Я поблагодарила и собралась уйти. Он сам на прощание первым протянул мне руку, крепко сжал ее, задержал в своей руке и спросил:
— Вас там хозяева ваши по квартире не обижают? Не стесняете их? А то переезжайте ко мне — у меня дом совершенно пустой. Как-нибудь уживемся.
Это неожиданное предложение, прозвучавшее так просто и естественно, привело меня в растерянность, я даже возмутиться не успела. Просто ушла, ничего не сказав ему. Я долго не могла понять: что это — нахальство или "простота душевная".
Слово свое Новоселищев сдержал: был произведен довольно быстрый ремонт больницы, заготовлены дрова — словом, сделано все, о чем я просила, и даже сверх того.

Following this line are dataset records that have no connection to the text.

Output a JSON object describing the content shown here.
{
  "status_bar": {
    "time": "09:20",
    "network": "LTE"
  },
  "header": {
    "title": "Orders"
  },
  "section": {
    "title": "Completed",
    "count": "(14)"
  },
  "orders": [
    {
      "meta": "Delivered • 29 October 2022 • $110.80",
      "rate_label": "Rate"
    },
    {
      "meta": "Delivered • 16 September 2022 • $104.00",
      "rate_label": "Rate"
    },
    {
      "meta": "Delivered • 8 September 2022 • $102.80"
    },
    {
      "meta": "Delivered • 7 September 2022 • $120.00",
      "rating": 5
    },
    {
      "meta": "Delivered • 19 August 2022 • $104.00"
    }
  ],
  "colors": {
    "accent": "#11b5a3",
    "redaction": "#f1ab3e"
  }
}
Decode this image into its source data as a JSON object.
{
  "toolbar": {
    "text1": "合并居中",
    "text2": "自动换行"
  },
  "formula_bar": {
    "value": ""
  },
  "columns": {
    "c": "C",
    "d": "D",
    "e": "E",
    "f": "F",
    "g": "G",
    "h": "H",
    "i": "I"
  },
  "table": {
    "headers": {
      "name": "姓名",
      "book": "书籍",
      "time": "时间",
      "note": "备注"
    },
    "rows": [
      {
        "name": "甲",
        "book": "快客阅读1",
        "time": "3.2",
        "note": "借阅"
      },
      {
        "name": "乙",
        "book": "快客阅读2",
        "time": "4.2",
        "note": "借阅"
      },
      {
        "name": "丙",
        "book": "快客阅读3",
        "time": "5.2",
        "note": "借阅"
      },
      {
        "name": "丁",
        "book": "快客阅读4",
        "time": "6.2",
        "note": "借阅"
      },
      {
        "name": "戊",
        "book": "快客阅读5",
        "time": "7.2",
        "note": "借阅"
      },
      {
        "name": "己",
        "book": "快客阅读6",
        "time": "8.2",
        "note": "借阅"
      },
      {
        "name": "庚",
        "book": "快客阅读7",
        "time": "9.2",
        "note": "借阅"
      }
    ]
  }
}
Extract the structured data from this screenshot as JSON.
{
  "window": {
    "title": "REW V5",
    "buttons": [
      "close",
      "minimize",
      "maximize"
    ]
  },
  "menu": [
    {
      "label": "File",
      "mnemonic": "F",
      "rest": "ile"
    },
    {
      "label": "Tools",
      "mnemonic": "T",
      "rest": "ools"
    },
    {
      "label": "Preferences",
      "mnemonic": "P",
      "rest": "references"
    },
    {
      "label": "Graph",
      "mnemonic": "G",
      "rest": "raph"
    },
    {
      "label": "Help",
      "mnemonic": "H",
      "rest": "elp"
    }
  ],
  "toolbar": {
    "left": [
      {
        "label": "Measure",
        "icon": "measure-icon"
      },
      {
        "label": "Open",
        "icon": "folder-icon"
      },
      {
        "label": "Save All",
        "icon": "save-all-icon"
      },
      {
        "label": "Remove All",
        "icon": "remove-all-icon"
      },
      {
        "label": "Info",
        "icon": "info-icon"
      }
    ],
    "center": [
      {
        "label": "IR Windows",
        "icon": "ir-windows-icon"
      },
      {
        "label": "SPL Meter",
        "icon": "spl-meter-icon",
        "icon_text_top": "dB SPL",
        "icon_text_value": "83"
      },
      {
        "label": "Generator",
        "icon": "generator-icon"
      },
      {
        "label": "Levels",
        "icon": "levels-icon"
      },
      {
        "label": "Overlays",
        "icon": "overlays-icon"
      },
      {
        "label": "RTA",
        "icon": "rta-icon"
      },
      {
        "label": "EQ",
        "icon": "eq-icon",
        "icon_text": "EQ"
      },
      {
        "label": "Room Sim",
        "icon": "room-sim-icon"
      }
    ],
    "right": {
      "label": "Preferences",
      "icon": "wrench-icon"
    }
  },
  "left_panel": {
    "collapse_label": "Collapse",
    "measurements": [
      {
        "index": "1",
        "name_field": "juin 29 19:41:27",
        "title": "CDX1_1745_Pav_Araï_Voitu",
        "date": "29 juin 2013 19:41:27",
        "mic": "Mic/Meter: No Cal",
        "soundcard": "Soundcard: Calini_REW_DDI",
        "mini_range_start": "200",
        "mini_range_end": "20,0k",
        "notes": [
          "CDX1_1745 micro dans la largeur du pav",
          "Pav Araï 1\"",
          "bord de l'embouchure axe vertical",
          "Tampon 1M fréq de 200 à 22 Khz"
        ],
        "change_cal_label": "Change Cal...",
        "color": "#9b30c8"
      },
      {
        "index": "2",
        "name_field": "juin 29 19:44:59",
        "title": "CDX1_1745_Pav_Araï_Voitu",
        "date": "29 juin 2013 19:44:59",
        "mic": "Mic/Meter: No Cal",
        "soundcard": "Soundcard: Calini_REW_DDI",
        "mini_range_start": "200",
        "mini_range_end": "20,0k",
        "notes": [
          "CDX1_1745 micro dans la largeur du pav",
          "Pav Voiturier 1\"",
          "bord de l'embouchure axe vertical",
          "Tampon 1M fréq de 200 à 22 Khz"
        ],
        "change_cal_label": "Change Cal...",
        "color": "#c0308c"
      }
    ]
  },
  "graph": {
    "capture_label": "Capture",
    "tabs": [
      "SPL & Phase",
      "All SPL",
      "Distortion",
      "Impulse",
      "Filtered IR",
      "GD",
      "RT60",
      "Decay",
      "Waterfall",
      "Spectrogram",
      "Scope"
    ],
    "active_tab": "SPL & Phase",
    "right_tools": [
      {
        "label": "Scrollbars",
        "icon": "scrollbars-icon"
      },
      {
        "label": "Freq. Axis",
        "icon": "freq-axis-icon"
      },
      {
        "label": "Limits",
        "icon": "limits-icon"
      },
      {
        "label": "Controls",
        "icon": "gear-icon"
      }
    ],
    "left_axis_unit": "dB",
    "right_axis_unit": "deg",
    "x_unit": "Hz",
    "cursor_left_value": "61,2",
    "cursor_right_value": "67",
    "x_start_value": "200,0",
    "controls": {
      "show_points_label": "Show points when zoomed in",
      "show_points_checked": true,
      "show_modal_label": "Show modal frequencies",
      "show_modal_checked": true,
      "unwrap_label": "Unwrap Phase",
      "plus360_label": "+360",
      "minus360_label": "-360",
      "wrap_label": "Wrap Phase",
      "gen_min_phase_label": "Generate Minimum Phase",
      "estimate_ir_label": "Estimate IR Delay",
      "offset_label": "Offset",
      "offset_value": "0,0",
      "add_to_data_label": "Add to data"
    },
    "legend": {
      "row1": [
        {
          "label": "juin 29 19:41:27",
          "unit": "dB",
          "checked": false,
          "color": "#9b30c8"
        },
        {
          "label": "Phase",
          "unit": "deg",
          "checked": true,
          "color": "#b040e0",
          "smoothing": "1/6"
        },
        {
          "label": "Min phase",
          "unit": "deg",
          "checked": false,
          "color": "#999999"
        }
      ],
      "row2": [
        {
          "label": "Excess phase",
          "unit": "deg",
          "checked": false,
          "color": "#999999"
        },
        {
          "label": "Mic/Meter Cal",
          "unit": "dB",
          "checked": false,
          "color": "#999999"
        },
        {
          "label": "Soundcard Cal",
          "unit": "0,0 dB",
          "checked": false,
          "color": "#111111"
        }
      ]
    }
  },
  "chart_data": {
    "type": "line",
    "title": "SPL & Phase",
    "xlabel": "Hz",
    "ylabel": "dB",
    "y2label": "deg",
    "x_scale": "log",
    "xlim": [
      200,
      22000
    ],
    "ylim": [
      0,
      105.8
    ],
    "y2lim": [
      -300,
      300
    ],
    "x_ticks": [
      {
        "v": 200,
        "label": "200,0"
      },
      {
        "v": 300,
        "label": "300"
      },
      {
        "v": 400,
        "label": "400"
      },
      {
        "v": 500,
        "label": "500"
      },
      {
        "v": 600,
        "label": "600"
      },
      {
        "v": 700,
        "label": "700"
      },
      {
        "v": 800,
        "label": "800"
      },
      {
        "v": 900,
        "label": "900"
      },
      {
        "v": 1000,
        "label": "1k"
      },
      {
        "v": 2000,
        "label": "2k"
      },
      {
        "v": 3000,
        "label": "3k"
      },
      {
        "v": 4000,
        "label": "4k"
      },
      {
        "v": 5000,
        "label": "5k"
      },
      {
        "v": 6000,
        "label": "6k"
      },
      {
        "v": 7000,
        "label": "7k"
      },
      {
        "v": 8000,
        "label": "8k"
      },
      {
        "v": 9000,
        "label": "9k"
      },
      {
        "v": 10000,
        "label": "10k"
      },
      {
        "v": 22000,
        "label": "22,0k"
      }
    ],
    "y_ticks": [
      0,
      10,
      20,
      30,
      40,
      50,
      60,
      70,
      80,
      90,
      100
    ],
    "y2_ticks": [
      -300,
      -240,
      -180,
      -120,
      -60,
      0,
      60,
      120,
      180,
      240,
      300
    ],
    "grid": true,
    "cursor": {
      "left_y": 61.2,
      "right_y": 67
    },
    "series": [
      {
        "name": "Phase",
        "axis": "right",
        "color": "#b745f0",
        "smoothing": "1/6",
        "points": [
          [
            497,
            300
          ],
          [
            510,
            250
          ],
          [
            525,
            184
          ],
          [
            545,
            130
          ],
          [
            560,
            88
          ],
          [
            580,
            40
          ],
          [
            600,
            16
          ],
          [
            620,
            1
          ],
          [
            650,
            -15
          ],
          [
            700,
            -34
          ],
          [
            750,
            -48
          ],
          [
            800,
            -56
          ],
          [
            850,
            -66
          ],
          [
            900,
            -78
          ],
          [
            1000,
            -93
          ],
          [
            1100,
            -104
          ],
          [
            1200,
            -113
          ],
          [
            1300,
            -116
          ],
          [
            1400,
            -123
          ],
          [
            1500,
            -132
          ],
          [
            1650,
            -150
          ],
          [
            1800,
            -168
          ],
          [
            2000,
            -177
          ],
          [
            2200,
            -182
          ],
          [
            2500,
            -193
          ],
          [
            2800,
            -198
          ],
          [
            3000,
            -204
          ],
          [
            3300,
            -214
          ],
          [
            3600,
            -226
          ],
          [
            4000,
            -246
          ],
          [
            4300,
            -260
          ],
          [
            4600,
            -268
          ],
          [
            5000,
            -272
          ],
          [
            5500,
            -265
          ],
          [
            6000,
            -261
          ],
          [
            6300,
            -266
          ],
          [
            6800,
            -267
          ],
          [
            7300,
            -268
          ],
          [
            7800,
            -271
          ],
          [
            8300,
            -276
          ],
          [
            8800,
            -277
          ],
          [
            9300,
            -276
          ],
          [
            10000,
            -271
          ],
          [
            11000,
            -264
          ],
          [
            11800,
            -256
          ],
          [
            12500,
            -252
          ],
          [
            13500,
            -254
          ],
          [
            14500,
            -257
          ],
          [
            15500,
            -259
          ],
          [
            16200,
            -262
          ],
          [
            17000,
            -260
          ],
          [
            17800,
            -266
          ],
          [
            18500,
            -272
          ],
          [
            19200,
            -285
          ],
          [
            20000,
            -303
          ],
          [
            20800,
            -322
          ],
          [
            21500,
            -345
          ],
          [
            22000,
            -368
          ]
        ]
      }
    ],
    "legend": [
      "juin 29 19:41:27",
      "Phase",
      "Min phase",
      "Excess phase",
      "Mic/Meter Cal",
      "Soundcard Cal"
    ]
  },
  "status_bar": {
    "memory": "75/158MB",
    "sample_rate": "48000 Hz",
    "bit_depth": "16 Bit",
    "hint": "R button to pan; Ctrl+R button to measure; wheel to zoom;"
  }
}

Я чувствовала, что председатель оказывает мне больше внимания, чем положено по моей должности. Раза два он заходил в больницу, смотрел, "как мы живем", поинтересовался, не нуждается ли в чем доктор. Нет, я ни в чем не нуждалась.
— Ч-то ж не заходите? В канцелярию, а то просто домой, посмотрите, как живут руководящие товарищи. Поскучаем вместе.
— А мне не скучно, — ответила я.
— А вы все-таки зашли бы.
— Предлога нет, — шутя сказала я. — Вот когда заболеете…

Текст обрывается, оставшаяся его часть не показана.